Smith, also known as ‘Michael the Archangel’, was sentenced in October 2023 for damaging the statue two years earlier with a sledgehammer. He pleaded guilty to causing damage and trespassing and was ordered to pay US$7,050 to avoid prison.
During his arraignment, Smith said he was in his right mind when he damaged the statue, adding that he did so because of a divine purpose after God touched him.
In a letter dated July 11, 2025, the Caribbean Freedom Project urged Prime Minister Philip Davis and the Mercy Committee to pardon Smith, saying his action was “a principled act of conscientious objection” against a symbol of genocide and white supremacy.
The letter was signed by project directors Shabaka Kambon and Dr Claudius Fergus, who urged the authorities to view Smith’s actions “through a historical and moral lens”.
“Resisting the suppression, distortion, or minimisation of historical or ongoing genocides is a principled act grounded in the defence of truth, justice, and the dignity of survivors and their descendants,” the Trinidad-based group wrote.
But National Security Minister Wayne Munroe, who chairs the Advisory Committee on the Prerogative of Mercy, disagreed with the petition, saying “nothing about damaging the Columbus statue strikes a blow like the Garvey conviction”, referring to the Jamaica-born civil rights leader Marcus Garvey, who was posthumously pardoned in the United States.
“On the surface of what I know about him, he is no Marcus Garvey,” Munroe is quoted by the Tribune Newspaper as saying, adding that there may be stronger cases for posthumous pardons for people who resisted slavery directly.
“There probably are a number of persons who may have been convicted of offences when they were rebelling against slavery, and that would be more profitable to have their convictions posthumously addressed.”
NECESSARY CONFRONTATION
The government minister cautioned against historical revisionism, describing the statue as “a gift to the state by free black people”, and warned against targeting monuments based solely on their associations with the colonial era.
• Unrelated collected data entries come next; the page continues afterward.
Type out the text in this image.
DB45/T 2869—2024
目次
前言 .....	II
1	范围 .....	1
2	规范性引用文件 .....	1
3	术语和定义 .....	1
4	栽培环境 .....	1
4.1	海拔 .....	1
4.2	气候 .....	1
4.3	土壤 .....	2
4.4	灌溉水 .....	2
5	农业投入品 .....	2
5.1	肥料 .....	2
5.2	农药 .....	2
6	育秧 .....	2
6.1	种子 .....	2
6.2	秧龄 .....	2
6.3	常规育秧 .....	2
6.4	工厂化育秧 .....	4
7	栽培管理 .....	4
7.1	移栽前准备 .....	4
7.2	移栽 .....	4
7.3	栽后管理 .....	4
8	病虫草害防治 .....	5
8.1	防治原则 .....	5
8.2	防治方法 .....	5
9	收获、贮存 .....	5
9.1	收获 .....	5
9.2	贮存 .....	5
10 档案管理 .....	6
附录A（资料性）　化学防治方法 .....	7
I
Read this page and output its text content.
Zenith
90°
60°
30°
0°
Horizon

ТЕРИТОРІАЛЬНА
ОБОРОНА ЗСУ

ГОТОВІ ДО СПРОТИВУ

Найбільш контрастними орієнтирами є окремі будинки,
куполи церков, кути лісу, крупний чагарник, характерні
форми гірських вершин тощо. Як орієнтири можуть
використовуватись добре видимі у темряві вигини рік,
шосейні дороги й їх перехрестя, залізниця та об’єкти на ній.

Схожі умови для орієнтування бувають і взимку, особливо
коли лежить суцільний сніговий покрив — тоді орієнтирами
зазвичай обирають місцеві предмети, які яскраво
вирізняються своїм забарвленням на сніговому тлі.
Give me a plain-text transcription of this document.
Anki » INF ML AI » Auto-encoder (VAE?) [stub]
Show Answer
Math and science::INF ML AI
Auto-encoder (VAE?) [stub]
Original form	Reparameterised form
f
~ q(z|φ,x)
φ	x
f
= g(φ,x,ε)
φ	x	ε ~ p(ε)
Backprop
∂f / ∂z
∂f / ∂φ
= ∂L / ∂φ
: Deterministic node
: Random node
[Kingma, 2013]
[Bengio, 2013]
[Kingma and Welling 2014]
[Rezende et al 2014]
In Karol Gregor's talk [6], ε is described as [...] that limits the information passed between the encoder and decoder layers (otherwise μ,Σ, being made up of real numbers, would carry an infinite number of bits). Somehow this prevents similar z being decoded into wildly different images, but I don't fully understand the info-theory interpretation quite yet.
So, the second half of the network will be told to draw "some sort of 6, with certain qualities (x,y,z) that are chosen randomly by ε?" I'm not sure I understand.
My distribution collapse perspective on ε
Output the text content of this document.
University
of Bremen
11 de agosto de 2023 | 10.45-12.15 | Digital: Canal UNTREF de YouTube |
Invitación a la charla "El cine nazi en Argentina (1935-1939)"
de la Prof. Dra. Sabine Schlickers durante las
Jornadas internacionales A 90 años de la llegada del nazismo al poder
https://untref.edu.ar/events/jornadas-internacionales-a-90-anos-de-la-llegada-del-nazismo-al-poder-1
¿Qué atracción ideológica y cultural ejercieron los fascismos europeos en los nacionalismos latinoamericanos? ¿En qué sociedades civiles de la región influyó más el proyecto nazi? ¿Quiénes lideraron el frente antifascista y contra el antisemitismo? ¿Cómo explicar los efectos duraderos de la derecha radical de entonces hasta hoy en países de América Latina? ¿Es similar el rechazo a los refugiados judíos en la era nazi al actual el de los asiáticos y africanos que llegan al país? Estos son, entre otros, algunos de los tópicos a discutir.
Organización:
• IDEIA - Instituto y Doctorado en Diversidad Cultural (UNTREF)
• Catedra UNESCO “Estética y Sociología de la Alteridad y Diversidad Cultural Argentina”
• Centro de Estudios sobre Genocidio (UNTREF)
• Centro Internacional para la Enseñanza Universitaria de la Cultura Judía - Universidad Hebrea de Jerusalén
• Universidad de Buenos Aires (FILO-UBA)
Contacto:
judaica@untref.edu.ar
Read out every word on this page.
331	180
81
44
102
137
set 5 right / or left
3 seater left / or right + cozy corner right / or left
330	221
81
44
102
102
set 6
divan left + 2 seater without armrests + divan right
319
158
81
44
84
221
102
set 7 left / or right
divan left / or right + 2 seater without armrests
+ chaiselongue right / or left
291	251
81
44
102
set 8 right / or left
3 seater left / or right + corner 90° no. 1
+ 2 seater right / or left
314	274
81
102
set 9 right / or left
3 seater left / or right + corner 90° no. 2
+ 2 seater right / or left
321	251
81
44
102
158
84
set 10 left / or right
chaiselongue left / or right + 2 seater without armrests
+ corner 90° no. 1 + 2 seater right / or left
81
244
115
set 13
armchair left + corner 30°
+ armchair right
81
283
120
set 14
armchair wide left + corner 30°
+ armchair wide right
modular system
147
“You can’t attack and destroy anything connected with the slave era. That would be dangerous,” he said, adding, “...on what they say, then I should be able to burn down Government House. Or I should be able to burn down the British Colonial Hotel”.
He said that Shirley Street, for instance, is named after one of the governors during that period, as well as Clifford Park, which is named after another governor.
“Should you be able to physically attack anyone who ensures the benefit of the family history of money made on slaves?”
The chair of the Bahamas National Reparations Committee, Dr Niambi Hall-Campbell Dean, who formally submitted the petition, defended Smith’s act as one of necessary confrontation.
“He bravely forced us to confront uncomfortable truths about our past that we heedlessly overlook at our own peril. Most people today understand that Columbus was not a hero — that he did not discover this land but invaded it, initiating a protracted period of genocide and slavery,” Hall-Campbell Dean said.
Support has come from nearly 50 organisations and public figures across the region, including UN leaders Dr Gaynel Curry, Ambassador Dr June Soomer, and Professor Verene Shepherd.
The initiative has also been backed by Professor Sonjah Stanley Niaah of the UWI Centre for Reparations Research, and national reparations chairs, including Antigua’s Ambassador Dorbrene Omarde.
The Caribbean Freedom Project has had success in similar campaigns before. In 2018, it lobbied for the renaming of a hall at the University of the West Indies that had honoured British colonialist Alfred Milner, and three years later it petitioned the Trinidad and Tobago Parliament to remove colonial symbols, an effort that led to the removal of Columbus’ ships from the national coat of arms earlier this year.